Bright Eyes is the "band" and vehicle for Singer/Songwriter Conor Oberst. Despite having two other permanent members and rotating line-up for the four to fifteen other instruments Conor Oberst likes to use to drown out his own terrible musicianship. Unfortunately for the rest of us; nothing can drown out the sound of his voice. Like a choir of warbly cats and recently dumped teenagers, it was Conor's voice that gave the band it's recognition, fame, and just about all it's fans. The band first gained national attention with his album Lifted, or the Story is in the Soil, so Keep Your Ear to the Ground, largely because it winded the chain smokers and fat-asses at Rolling Stone, but is best known for one track off of the album Letting off the Happiness, (a title that is strikingly self aware) Padraic My Prince; a song about a baby drowning and not a love song to his gay lover (as this would actually be a welcome change of pace.)

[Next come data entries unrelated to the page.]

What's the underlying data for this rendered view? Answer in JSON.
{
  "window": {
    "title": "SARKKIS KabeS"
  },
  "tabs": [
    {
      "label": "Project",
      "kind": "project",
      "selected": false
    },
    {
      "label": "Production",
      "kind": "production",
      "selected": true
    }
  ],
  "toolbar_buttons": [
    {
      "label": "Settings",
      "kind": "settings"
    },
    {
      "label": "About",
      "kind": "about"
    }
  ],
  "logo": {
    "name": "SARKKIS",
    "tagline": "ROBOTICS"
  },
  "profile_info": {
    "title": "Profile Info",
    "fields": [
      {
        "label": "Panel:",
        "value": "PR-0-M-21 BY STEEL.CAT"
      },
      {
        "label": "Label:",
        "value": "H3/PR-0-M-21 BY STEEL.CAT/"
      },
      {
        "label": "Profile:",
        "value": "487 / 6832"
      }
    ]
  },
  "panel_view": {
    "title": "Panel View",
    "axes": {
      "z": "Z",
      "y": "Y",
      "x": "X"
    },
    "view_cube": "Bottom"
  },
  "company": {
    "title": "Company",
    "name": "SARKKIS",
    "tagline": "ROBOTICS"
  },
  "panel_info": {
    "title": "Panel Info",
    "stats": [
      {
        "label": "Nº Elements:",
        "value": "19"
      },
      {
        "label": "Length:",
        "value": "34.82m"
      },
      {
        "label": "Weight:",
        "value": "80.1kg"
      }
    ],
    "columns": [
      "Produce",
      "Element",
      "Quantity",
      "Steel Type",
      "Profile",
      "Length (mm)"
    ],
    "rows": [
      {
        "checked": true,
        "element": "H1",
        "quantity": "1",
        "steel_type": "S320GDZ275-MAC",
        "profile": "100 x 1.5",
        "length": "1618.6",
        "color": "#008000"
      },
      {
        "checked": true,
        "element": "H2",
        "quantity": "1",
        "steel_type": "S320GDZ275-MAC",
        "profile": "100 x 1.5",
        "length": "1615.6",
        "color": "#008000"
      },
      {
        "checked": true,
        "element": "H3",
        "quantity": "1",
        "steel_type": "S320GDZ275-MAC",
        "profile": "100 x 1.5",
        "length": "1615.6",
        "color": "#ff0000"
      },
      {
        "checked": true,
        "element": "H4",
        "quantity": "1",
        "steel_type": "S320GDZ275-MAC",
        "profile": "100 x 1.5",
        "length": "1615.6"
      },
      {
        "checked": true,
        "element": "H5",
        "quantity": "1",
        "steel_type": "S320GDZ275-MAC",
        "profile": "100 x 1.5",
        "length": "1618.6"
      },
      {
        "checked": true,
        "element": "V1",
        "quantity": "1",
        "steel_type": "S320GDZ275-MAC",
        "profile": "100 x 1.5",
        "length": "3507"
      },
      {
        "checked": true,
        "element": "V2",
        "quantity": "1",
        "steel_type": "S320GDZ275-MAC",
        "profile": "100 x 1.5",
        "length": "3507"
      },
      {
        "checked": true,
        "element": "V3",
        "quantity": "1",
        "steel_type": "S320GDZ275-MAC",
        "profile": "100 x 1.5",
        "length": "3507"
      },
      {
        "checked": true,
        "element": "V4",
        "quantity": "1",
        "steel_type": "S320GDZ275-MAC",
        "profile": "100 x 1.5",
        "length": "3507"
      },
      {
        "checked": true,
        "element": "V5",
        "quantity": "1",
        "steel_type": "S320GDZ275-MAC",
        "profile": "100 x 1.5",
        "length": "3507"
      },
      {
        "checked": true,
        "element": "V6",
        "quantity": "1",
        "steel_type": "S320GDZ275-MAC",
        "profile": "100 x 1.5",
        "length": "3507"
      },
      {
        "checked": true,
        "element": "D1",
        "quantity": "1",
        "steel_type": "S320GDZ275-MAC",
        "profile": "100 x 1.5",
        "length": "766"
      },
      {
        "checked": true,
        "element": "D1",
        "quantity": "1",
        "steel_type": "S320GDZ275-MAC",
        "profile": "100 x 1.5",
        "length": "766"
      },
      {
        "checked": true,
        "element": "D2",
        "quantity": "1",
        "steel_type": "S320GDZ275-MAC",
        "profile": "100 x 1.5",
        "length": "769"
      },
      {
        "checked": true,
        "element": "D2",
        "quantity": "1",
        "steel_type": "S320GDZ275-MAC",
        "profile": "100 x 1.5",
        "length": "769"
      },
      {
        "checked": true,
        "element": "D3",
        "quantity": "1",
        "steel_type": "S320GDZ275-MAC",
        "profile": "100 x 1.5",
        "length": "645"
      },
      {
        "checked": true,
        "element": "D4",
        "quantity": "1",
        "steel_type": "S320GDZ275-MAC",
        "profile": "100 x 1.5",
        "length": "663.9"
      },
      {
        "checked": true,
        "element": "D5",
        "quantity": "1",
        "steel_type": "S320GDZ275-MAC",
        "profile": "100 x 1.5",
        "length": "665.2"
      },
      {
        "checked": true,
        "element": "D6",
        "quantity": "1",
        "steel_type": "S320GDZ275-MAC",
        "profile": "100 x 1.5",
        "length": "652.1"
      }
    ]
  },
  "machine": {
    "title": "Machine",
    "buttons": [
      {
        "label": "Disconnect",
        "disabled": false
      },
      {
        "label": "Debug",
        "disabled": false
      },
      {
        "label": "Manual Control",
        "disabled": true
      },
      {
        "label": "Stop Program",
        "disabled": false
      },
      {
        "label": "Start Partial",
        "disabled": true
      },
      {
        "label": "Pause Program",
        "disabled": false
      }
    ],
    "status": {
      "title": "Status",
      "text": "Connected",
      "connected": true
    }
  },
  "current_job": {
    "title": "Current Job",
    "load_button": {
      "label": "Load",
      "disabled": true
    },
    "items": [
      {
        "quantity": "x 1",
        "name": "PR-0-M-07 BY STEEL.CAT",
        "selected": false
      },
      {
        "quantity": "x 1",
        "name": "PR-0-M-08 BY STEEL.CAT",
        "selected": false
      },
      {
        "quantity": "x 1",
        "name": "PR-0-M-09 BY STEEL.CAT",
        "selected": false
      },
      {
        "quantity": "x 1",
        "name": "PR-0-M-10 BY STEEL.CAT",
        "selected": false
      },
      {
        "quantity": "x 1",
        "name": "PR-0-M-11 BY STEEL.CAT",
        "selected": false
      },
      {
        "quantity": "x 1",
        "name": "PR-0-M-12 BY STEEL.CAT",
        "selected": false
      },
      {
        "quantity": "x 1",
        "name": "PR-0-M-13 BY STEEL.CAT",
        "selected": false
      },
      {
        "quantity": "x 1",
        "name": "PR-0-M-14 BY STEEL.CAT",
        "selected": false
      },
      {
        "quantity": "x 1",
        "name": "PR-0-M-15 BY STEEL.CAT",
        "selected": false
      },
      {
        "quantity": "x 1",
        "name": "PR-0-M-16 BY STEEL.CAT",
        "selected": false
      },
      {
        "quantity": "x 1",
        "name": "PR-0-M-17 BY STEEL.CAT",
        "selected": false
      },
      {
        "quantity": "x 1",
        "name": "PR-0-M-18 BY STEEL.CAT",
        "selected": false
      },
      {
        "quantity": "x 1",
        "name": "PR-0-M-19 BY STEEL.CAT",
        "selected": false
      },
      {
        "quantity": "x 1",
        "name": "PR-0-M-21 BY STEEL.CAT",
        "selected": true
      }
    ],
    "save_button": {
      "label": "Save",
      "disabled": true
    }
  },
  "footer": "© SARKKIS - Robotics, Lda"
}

Formed in 1995 the first few albums were recorded on a 4-track recorder and released by the label he started with former bandmate Tim Kasher at the age of 13 years old. This is all very amazing when you consider that despite his success and all his achievements he still acts like a miserable sad sack.
His fans are, of course, single mindedly driven to the worship of their miserable messiah, a skinny Nebraskan kid who can't stop sing about failed relationships that never happened. This fact is, despite what most of his fan base will tell you, the truth; albeit something of a shaky truth that is hard to keep straight. Oberst is known to tell the media, while smirking, one thing and then the next just moments afterward. He thinks he's clever, but he's just annoying. Recently interviews have become much more consistent, probably because he realizes that people are actually taking him seriously and that he may actually want to fulfill some of the claims that they have been making. The most obvious of these being that he's the next, or new Bob Dylan. They may well be right, both are American folksingers with a cult of personality all the while spearhead a Neo-Folk scene. But one is a unintelligible old stoner while the other is a unbearable young alcoholic. The differences are remarkable.
Despite being known for his folksy-emo style Oberst simply refuses to limit himself. In fact all but one of his albums begin with a weird experimental electronic introduction usually leading into a longwinded folk-narrative explaining his current socio-political mindset. The one album (I'm Wide Awake It's Morning) blissfully devoid of his electronic mindfuckery was released alongside Digital Ash in a Digital Urn, an album of songs composed of static, incomprehensible samples, and a crying baby used for melody then ran through an effects filter and a phaser. We're not kidding (1:39), although it is when you think about it, it is kinda awesome.